LINCOLN, Maine — Byron Sanderson believes Town Councilor Dede Trask ran former Town Manager William Lawrence out of his job as a result of her persistent criticism of Lawrence’s work.
Trask said she only questioned Lawrence, who resigned from his position July 11 to take a job in Florida, about aspects of town government in her effort to be a good councilor.
The differing viewpoints were the thrust behind Sanderson’s criticism during Monday night’s council meeting and Trask’s responses Tuesday.
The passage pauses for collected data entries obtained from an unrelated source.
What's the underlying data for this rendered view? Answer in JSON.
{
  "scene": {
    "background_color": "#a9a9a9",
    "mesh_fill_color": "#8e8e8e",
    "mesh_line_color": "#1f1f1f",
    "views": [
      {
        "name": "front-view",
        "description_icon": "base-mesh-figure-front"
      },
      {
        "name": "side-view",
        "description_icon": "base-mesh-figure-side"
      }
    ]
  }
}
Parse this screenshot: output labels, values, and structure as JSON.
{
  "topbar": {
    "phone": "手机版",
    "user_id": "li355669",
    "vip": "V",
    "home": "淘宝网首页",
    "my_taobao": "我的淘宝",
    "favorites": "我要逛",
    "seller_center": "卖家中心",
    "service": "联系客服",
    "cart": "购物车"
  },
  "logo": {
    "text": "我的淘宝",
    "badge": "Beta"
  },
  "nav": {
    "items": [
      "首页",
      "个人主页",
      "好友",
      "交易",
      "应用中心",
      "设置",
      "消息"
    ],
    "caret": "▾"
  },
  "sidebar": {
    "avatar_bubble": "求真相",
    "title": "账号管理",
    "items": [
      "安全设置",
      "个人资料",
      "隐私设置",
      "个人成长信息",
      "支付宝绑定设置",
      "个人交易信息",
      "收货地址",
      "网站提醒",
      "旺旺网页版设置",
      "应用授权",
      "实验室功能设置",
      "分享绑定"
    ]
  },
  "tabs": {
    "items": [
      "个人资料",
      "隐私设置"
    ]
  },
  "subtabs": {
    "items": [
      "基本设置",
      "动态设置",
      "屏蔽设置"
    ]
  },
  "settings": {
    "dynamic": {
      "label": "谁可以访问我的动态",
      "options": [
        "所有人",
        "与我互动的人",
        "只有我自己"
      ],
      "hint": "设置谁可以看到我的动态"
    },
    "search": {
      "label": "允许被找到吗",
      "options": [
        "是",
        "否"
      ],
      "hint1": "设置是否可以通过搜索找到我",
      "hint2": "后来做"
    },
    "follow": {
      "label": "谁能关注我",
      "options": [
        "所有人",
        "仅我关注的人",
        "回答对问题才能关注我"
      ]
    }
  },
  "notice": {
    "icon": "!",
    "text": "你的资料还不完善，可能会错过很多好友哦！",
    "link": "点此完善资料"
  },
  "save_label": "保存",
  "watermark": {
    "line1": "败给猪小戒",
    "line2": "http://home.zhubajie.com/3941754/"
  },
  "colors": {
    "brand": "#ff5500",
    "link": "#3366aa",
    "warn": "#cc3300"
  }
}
Sanderson, a chairperson on the town’s recycling committee and an employee at Lincoln Paper and Tissue LLC, said councilors were reactive rather than proactive and second-guessed Lawrence’s initiatives they should have supported.
“You ran a perfectly good, common-sense man out of town,” Sanderson told councilors during Monday night’s council meeting. “It is just too bad. If you have a plan, I would like to know what that is.”
Sanderson did not name names during his public comments but said afterward Trask was the councilor who effectively pushed out Lawrence. Trask, who did not respond to the criticism Monday, said Tuesday Sanderson misinterpreted her actions and motives.
“I have not been critical of Bill Lawrence,” Trask said. “I asked for several items, brought things to him that just required an answer, and I did not want Bill Lawrence to leave. I think what Byron had a problem with is that I asked a lot of questions. I was very polite about it.”
Sanderson said councilors pushed Lawrence to move from town police chief to town manager in June 2013, after Lawrence twice served as interim town manager. He described Lawrence as a Lincoln native who often worked beyond the requirements of his job to support the town.
“He never worked like it was just a job,” Sanderson said.
Sanderson’s remarks echoed statements Lawrence made when he announced his resignation July 2. Lawrence said that, beyond his new job in Florida, where he and his wife hope to retire, “constant criticism” from several councilors also motivated him to leave. He declined to identify them.
“It is basically constant criticism, I guess, by some individuals: nitpicking. It is hard to move a town forward when you’re facing that,” Lawrence said. “Some individuals want to operate town government like it was years ago, instead of where it is today.”
Trask served on the council in the mid-1990s and said she was chairperson for about 10 of her 15 years. She defeated incumbent Shaun Drinkwater, 319-304, during last November’s election. Drinkwater served a three-year term after he lost an election bid in 2008.
Trask said many people appear to blame her for Lawrence’s resignation. She sees differences between councilors now and councilors who served when she was chairperson. Trask said she believes her job as a councilor is to question government and that she needed to do so as a way to reacclimate to the council today.
“I found that they [councilors today] don’t ask any questions, and I always have,” Trask said. “I will not put my hand up to vote on something until I know what I am voting on.”
She was also answering to her constituents Trask said.
“I have really taken a hit on this, but I truly believe that he wanted to go,” Trask added. “And I think he used me as an excuse so he would not have to explain himself.”
No one answered the phone at Lawrence’s home Tuesday.
Councilors hope to pick an interim town manager when they meet Monday, Town Council Chairman Steve Clay said.